The Dr wasn’t sure so decided to refer me to the hospital and just over a week later, I had an appointment to see the Dr at the NNUH.

The Dr was concerned as my breast was dimpled; it looked like it was being pulled from the inside, so he made me an appointment for a mammogram and an ultrasound for the following week on 1st June.

During the ultrasound, the nurse kept looking at the screen and taking measurements and looked worried. I said to her, “Is everything ok?” and she looked at me and said “I’m worried that it is cancer.” I burst into tears and replied, “It can’t be; I have 2 children!” She held my hand and said, “I’m so sorry” I feared the worst. “What if I die? I can’t leave my boys!” My head was spinning, and I was an emotional wreck. I then had to have a biopsy and afterwards, I went into a room to talk to the Dr and a nurse about what would happen next. I wasn’t really listening to them as my mind was thinking all sorts. Luckily, I had my sister in law with me and she remembered everything they said.

A week later, I got my results of my biopsy which confirmed I had stage 2 Breast Cancer which was hormonal due to me having too much estrogen in my body. The Dr said I would need to have a mastectomy, 6 rounds of chemo, 15 sessions of radiotherapy and Herceptin injections for a year! I was devastated.

Just after I shaved all my hair off

I was upset at the thought of losing my breast but decided against a reconstruction as the Dr said it could interfere with my treatment and I just wanted the cancer out of my body.

I had my operation on Monday 3rd July. I had the whole breast removed and 5 lymph nodes taken at the same time. The results revealed that cancer had spread to one node, so I had to have another operation on 7th August to remove a further 19 nodes, but thankfully they came back all clear. I recovered well from my operations and my scars healed well too.

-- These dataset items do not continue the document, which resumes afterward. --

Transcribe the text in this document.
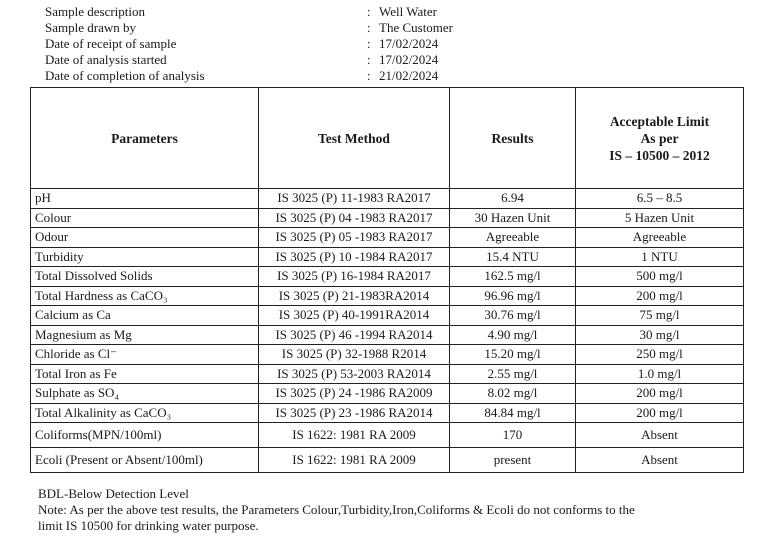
Sample description	: Well Water
Sample drawn by	: The Customer
Date of receipt of sample	: 17/02/2024
Date of analysis started	: 17/02/2024
Date of completion of analysis	: 21/02/2024
Parameters	Test Method	Results	Acceptable Limit
As per
IS – 10500 – 2012
pH	IS 3025 (P) 11-1983 RA2017	6.94	6.5 – 8.5
Colour	IS 3025 (P) 04 -1983 RA2017	30 Hazen Unit	5 Hazen Unit
Odour	IS 3025 (P) 05 -1983 RA2017	Agreeable	Agreeable
Turbidity	IS 3025 (P) 10 -1984 RA2017	15.4 NTU	1 NTU
Total Dissolved Solids	IS 3025 (P) 16-1984 RA2017	162.5 mg/l	500 mg/l
Total Hardness as CaCO₃	IS 3025 (P) 21-1983RA2014	96.96 mg/l	200 mg/l
Calcium as Ca	IS 3025 (P) 40-1991RA2014	30.76 mg/l	75 mg/l
Magnesium as Mg	IS 3025 (P) 46 -1994 RA2014	4.90 mg/l	30 mg/l
Chloride as Cl⁻	IS 3025 (P) 32-1988 R2014	15.20 mg/l	250 mg/l
Total Iron as Fe	IS 3025 (P) 53-2003 RA2014	2.55 mg/l	1.0 mg/l
Sulphate as SO₄	IS 3025 (P) 24 -1986 RA2009	8.02 mg/l	200 mg/l
Total Alkalinity as CaCO₃	IS 3025 (P) 23 -1986 RA2014	84.84 mg/l	200 mg/l
Coliforms(MPN/100ml)	IS 1622: 1981 RA 2009	170	Absent
Ecoli (Present or Absent/100ml)	IS 1622: 1981 RA 2009	present	Absent

BDL-Below Detection Level

Note: As per the above test results, the Parameters Colour,Turbidity,Iron,Coliforms & Ecoli do not conforms to the

limit IS 10500 for drinking water purpose.
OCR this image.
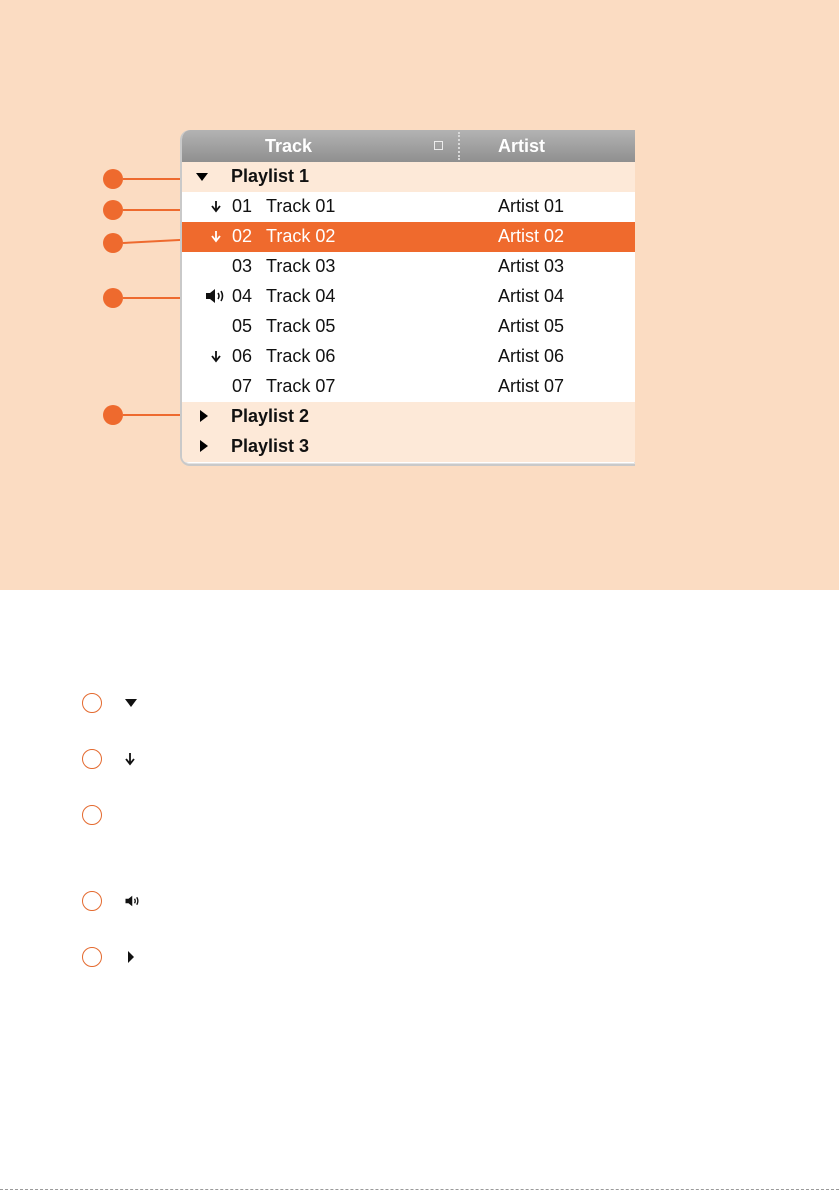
Track	Artist
Playlist 1
01 Track 01	Artist 01
02 Track 02	Artist 02
03 Track 03	Artist 03
04 Track 04	Artist 04
05 Track 05	Artist 05
06 Track 06	Artist 06
07 Track 07	Artist 07
Playlist 2
Playlist 3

I started my chemo on Monday 18th September, which all went well but a few hours later, I started to get very shaky, hot and clammy and feeling unwell. Then I was sick constantly for around five hours. I felt totally drained, so took some more anti-sickness tablets and went to bed.

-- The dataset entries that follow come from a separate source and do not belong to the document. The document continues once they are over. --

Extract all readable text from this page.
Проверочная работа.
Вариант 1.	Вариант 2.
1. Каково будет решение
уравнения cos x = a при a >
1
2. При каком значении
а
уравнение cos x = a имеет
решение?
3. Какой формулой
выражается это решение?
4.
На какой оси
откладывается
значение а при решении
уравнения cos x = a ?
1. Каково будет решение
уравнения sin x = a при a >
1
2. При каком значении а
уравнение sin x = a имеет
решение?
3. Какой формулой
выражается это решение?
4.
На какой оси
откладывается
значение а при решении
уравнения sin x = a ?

Two weeks later, my hair started to fall out. This made me feel quite down as my hair was my favourite part of me, but when it came out in big clumps a week later, I asked my sister in law to shave it all off which felt better than I thought it would. I also had a great wig from the Big C centre, which made me feel more confident.

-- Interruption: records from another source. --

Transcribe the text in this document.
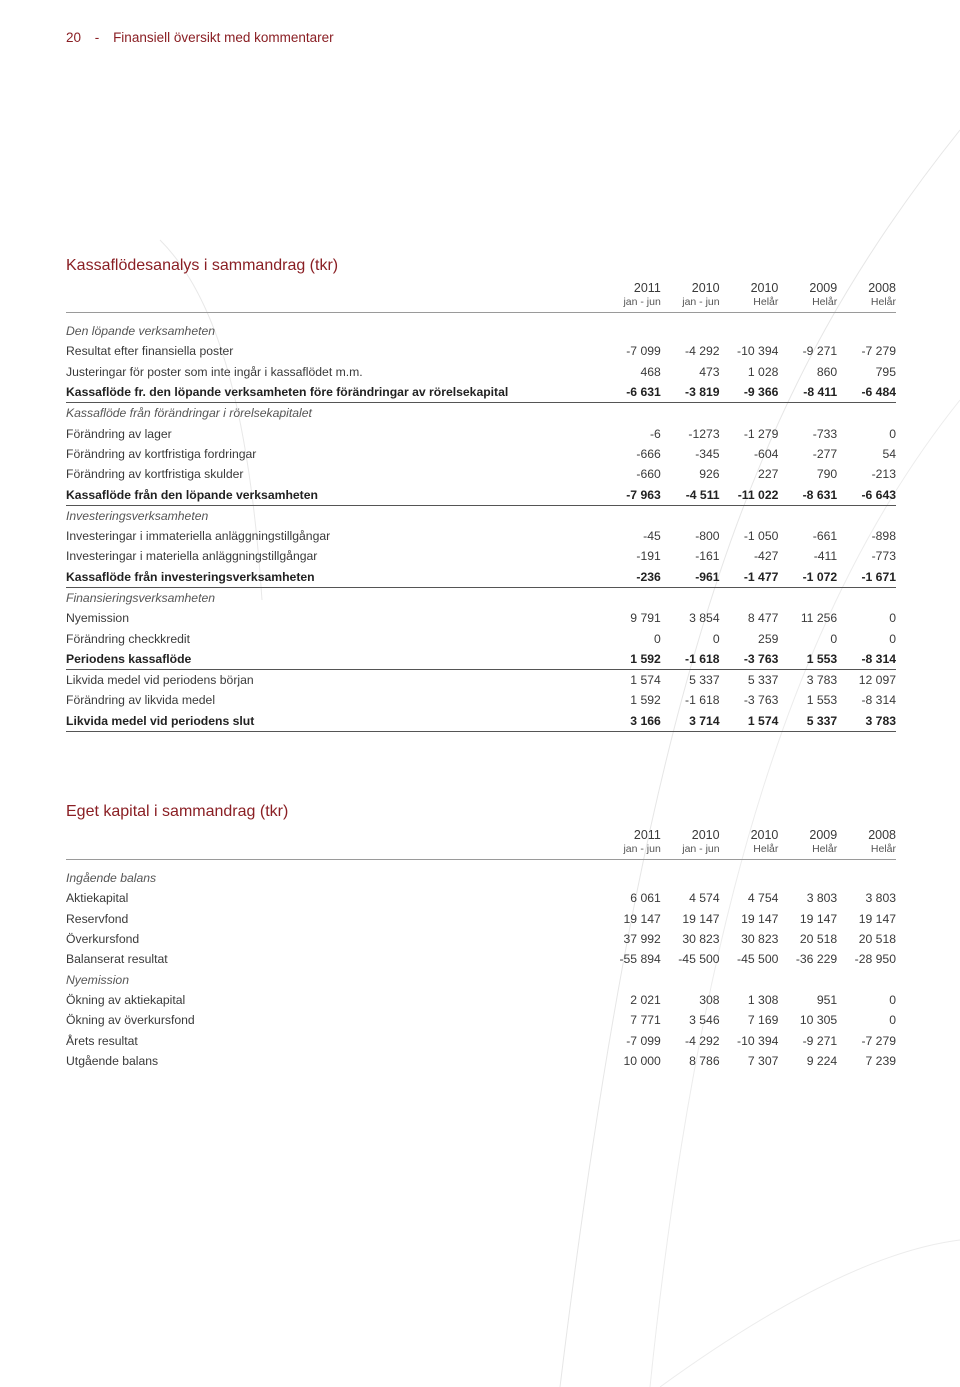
20 - Finansiell översikt med kommentarer
Kassaflödesanalys i sammandrag (tkr)
	2011	2010	2010	2009	2008
	jan - jun	jan - jun	Helår	Helår	Helår

Den löpande verksamheten					
Resultat efter finansiella poster	-7 099	-4 292	-10 394	-9 271	-7 279
Justeringar för poster som inte ingår i kassaflödet m.m.	468	473	1 028	860	795
Kassaflöde fr. den löpande verksamheten före förändringar av rörelsekapital	-6 631	-3 819	-9 366	-8 411	-6 484
Kassaflöde från förändringar i rörelsekapitalet					
Förändring av lager	-6	-1273	-1 279	-733	0
Förändring av kortfristiga fordringar	-666	-345	-604	-277	54
Förändring av kortfristiga skulder	-660	926	227	790	-213
Kassaflöde från den löpande verksamheten	-7 963	-4 511	-11 022	-8 631	-6 643
Investeringsverksamheten					
Investeringar i immateriella anläggningstillgångar	-45	-800	-1 050	-661	-898
Investeringar i materiella anläggningstillgångar	-191	-161	-427	-411	-773
Kassaflöde från investeringsverksamheten	-236	-961	-1 477	-1 072	-1 671
Finansieringsverksamheten					
Nyemission	9 791	3 854	8 477	11 256	0
Förändring checkkredit	0	0	259	0	0
Periodens kassaflöde	1 592	-1 618	-3 763	1 553	-8 314
Likvida medel vid periodens början	1 574	5 337	5 337	3 783	12 097
Förändring av likvida medel	1 592	-1 618	-3 763	1 553	-8 314
Likvida medel vid periodens slut	3 166	3 714	1 574	5 337	3 783
Eget kapital i sammandrag (tkr)
	2011	2010	2010	2009	2008
	jan - jun	jan - jun	Helår	Helår	Helår

Ingående balans					
Aktiekapital	6 061	4 574	4 754	3 803	3 803
Reservfond	19 147	19 147	19 147	19 147	19 147
Överkursfond	37 992	30 823	30 823	20 518	20 518
Balanserat resultat	-55 894	-45 500	-45 500	-36 229	-28 950
Nyemission					
Ökning av aktiekapital	2 021	308	1 308	951	0
Ökning av överkursfond	7 771	3 546	7 169	10 305	0
Årets resultat	-7 099	-4 292	-10 394	-9 271	-7 279
Utgående balans	10 000	8 786	7 307	9 224	7 239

Me wearing my wig I’d been to a ‘look good feel better’ make up day at the Big C Centre.

As well as having chemo every three weeks, I was having Herceptin injections which were extremely painful. The chemo made me have a very sore mouth, and I had lots of ulcers on my gums and tongue. My mouth tasted of metal; everything tasted horrible and it was hard to eat sometimes. To help my gums as well as mouthwash, I was advised to freeze grapes and suck them whilst having chemo, but they tasted disgusting and it put me off grapes completely. Just looking at a grape made me feel sick.

In the run up to Christmas during my last two chemo sessions, I got very run down and ended up with viral infections and had to stay in hospital for a few days each time to recover.

I started radiotherapy on 1st February 2018, every evening for three weeks, which was much easier to deal with. I then started taking Tamoxifen tablets every day for 10 years and my injections carried on until October. Once they had finished, my oncologist gave me the all-clear and told me to celebrate!

It’s now October 2020 and I have to have Zoladex injections every four weeks for three years to stop my body producing estrogen, but it’s a small price to pay as it’s working. I used to worry constantly about cancer returning, but over time, I worry much less, and I have a mammogram every year which is very reassuring.

Having cancer has definitely changed me. I felt like I lost my identity and I’m only now feeling like the old me, but it has also taught me to live life to the full and appreciate everything I have.

Please remember to check yourselves regularly early detection saves lives, it saved mine.